The UK’s Information Commissioner’s Office (ICO) has imposed a £12.7m fine on video-sharing social media platform TikTok for unlawful collection and use of data on children under 13 years of age. The breaches of the UK General Data Protection Regulation (GDPR) in question took place between May 2018 and July 2020.
The regulator said that TikTok did not do enough to check who was using its platform or take action to remove underage users. It believes up to 1.4 million children under 13 used TikTok in 2020, despite the service having terms and conditions (Ts&Cs) in place that forbid them from creating an account.
Under UK data protection law, online services that use personal data when offering services to under-13s must have consent from parents and carers. The ICO said TikTok took no steps to seek consent, even though it must have been aware there were under-13s using its service.
The regulator’s probe additionally found that TikTok staffers had raised concerns internally with senior managers on this issue, but that these had been ignored. It also found TikTok failed to offer proper information to users about its collection, use and sharing of their data, which meant many users – particularly children – could not have made informed choices about using the platform, and failed to ensure that personal data on UK users was processed lawfully, fairly and transparently.
“There are laws in place to make sure our children are as safe in the digital world as they are in the physical world. TikTok did not abide by those laws,” said information commissioner John Edwards.
“As a consequence, an estimated one million under-13s were inappropriately granted access to the platform, with TikTok collecting and using their personal data,” he added. “That means that their data may have been used to track them and profile them, potentially delivering harmful, inappropriate content at their very next scroll.
“TikTok should have known better. TikTok should have done better. Our £12.7m fine reflects the serious impact their failures may have had. They did not do enough to check who was using their platform or take sufficient action to remove the underage children that were using their platform.”
Lower fine than initially proposed
The fine is substantially lower than the £27m the ICO had initially proposed to levy. This accounts for representations from TikTok that meant the regulator chose not to pursue a provisional finding related to unlawful use of special category data – that is to say data on characteristics such as racial and ethnic background, gender identity and sexual orientation, religious beliefs, trade union membership, and health data including biometrics and genetic data.

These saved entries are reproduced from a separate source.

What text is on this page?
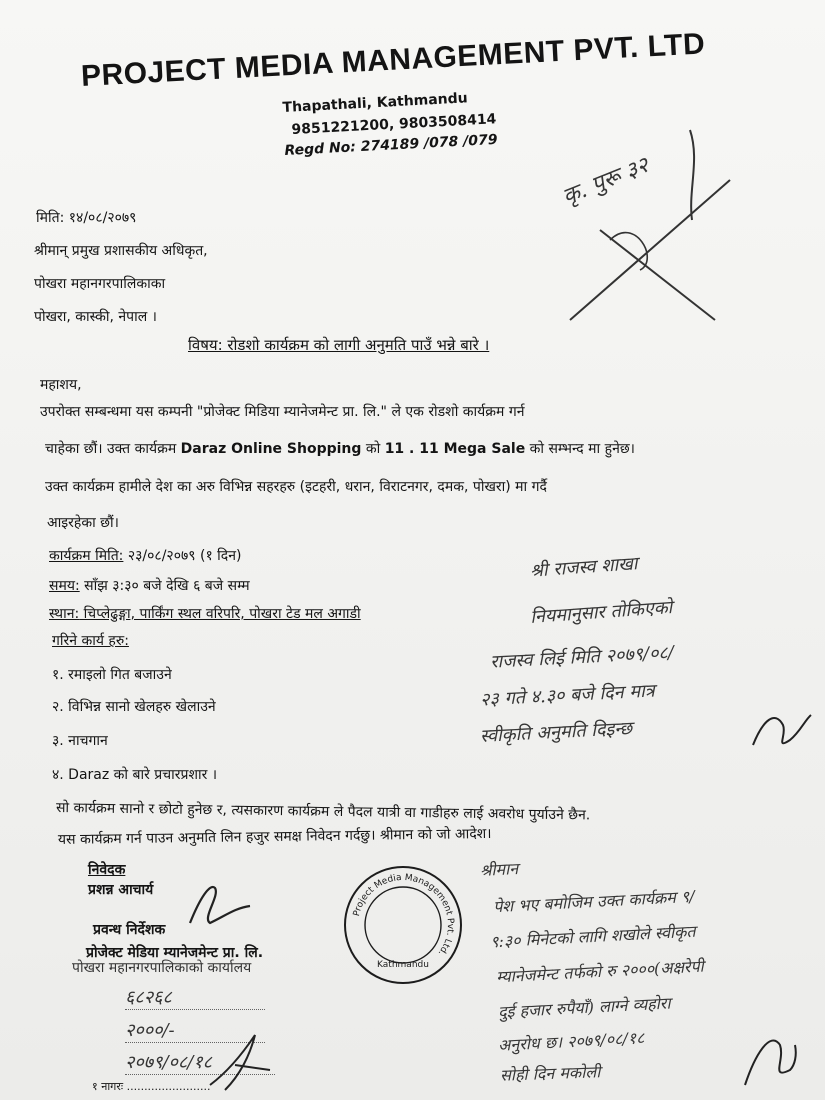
PROJECT MEDIA MANAGEMENT PVT. LTD
Thapathali, Kathmandu
9851221200, 9803508414
Regd No: 274189 /078 /079
कृ. पुरू ३२
मिति: १४/०८/२०७९
श्रीमान् प्रमुख प्रशासकीय अधिकृत,
पोखरा महानगरपालिकाका
पोखरा, कास्की, नेपाल ।
विषय: रोडशो कार्यक्रम को लागी अनुमति पाउँ भन्ने बारे ।
महाशय,
उपरोक्त सम्बन्धमा यस कम्पनी "प्रोजेक्ट मिडिया म्यानेजमेन्ट प्रा. लि." ले एक रोडशो कार्यक्रम गर्न
चाहेका छौं। उक्त कार्यक्रम Daraz Online Shopping को 11 . 11 Mega Sale को सम्भन्द मा हुनेछ।
उक्त कार्यक्रम हामीले देश का अरु विभिन्न सहरहरु (इटहरी, धरान, विराटनगर, दमक, पोखरा) मा गर्दै
आइरहेका छौं।
कार्यक्रम मिति: २३/०८/२०७९ (१ दिन)
समय: साँझ ३:३० बजे देखि ६ बजे सम्म
स्थान: चिप्लेढुङ्गा, पार्किंग स्थल वरिपरि, पोखरा टेड मल अगाडी
गरिने कार्य हरु:
१. रमाइलो गित बजाउने
२. विभिन्न सानो खेलहरु खेलाउने
३. नाचगान
४. Daraz को बारे प्रचारप्रशार ।
सो कार्यक्रम सानो र छोटो हुनेछ र, त्यसकारण कार्यक्रम ले पैदल यात्री वा गाडीहरु लाई अवरोध पुर्याउने छैन.
यस कार्यक्रम गर्न पाउन अनुमति लिन हजुर समक्ष निवेदन गर्दछु। श्रीमान को जो आदेश।
निवेदक
प्रशन्न आचार्य
प्रवन्ध निर्देशक
प्रोजेक्ट मेडिया म्यानेजमेन्ट प्रा. लि.
Project Media Management Pvt. Ltd.
Kathmandu
पोखरा महानगरपालिकाको कार्यालय
६८२६८
२०००/-
२०७९/०८/१८
१ नागरः ........................
श्री राजस्व शाखा
नियमानुसार तोकिएको
राजस्व लिई मिति २०७९/०८/
२३ गते ४.३० बजे दिन मात्र
स्वीकृति अनुमति दिइन्छ
श्रीमान
पेश भए बमोजिम उक्त कार्यक्रम ९/
९:३० मिनेटको लागि शखोले स्वीकृत
म्यानेजमेन्ट तर्फको रु २०००(अक्षरेपी
दुई हजार रुपैयाँ) लाग्ने व्यहोरा
अनुरोध छ। २०७९/०८/१८
सोही दिन मकोली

A spokesperson for TikTok said: “TikTok is a platform for users aged 13 and over. We invest heavily to help keep under-13s off the platform and our 40,000-strong safety team works around the clock to help keep the platform safe for our community.

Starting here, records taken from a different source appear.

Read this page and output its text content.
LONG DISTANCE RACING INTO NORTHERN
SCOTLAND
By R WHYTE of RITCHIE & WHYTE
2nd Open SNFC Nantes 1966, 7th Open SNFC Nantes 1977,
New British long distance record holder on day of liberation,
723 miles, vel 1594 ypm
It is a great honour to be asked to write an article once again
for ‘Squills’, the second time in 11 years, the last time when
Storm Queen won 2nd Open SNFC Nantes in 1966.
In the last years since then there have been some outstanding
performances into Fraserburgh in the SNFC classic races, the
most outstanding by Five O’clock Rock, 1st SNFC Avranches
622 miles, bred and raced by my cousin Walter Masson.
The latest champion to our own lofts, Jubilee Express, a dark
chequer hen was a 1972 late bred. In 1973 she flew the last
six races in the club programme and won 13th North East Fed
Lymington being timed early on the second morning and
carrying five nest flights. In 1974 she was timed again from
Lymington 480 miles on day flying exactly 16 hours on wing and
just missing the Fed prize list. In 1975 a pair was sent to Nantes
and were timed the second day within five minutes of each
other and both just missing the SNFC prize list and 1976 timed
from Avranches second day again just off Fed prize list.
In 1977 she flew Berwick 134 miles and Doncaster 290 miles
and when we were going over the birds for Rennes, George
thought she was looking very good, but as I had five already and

“While we disagree with the ICO’s decision, which relates to May 2018 to July 2020, we are pleased that the fine announced today has been reduced to under half the amount proposed last year. We will continue to review the decision and are considering next steps.”
TikTok has made a number of changes to its internal policies and practices since 2020, including introducing more tools that enable it to determine when users are lying about their ages, additional moderator training, and options for parents and carers to intervene to get children’s accounts removed.
Alan Calder, CEO of IT governance, risk and compliance practice GRC International Group, said: “This was a fine that was always going to happen – and it has been pretty inevitable ever since the ICO issued its Notice of Intent last autumn. UK GDPR is clear that, under the age of 13, children must have parental consent to sign up to an online platform. That has been the law since May 2018. Compliance was never going to be easy, but that’s not an excuse for ignorance.”
ESET global security advisor Jake Moore added: “This is yet another blow to the social media giant, which has gone to extra lengths to show that it can protect user data. Confidence in TikTok is already lower than they would want, so this will be extra painful. Although the users of the app may be slow to act upon revelations such as this, each hit to the site will damage the brand a little bit more, and individual privacy questions will soon become more apparent among users.
“Anyone using the app should think about what data the app might be collecting on them and decide if the pay-off is worth it.”
More information on protecting children online can be found in a recently published ICO code of practice, which sets out 15 standards that online services should have in place to safeguard children and ensure they have the best possible experience.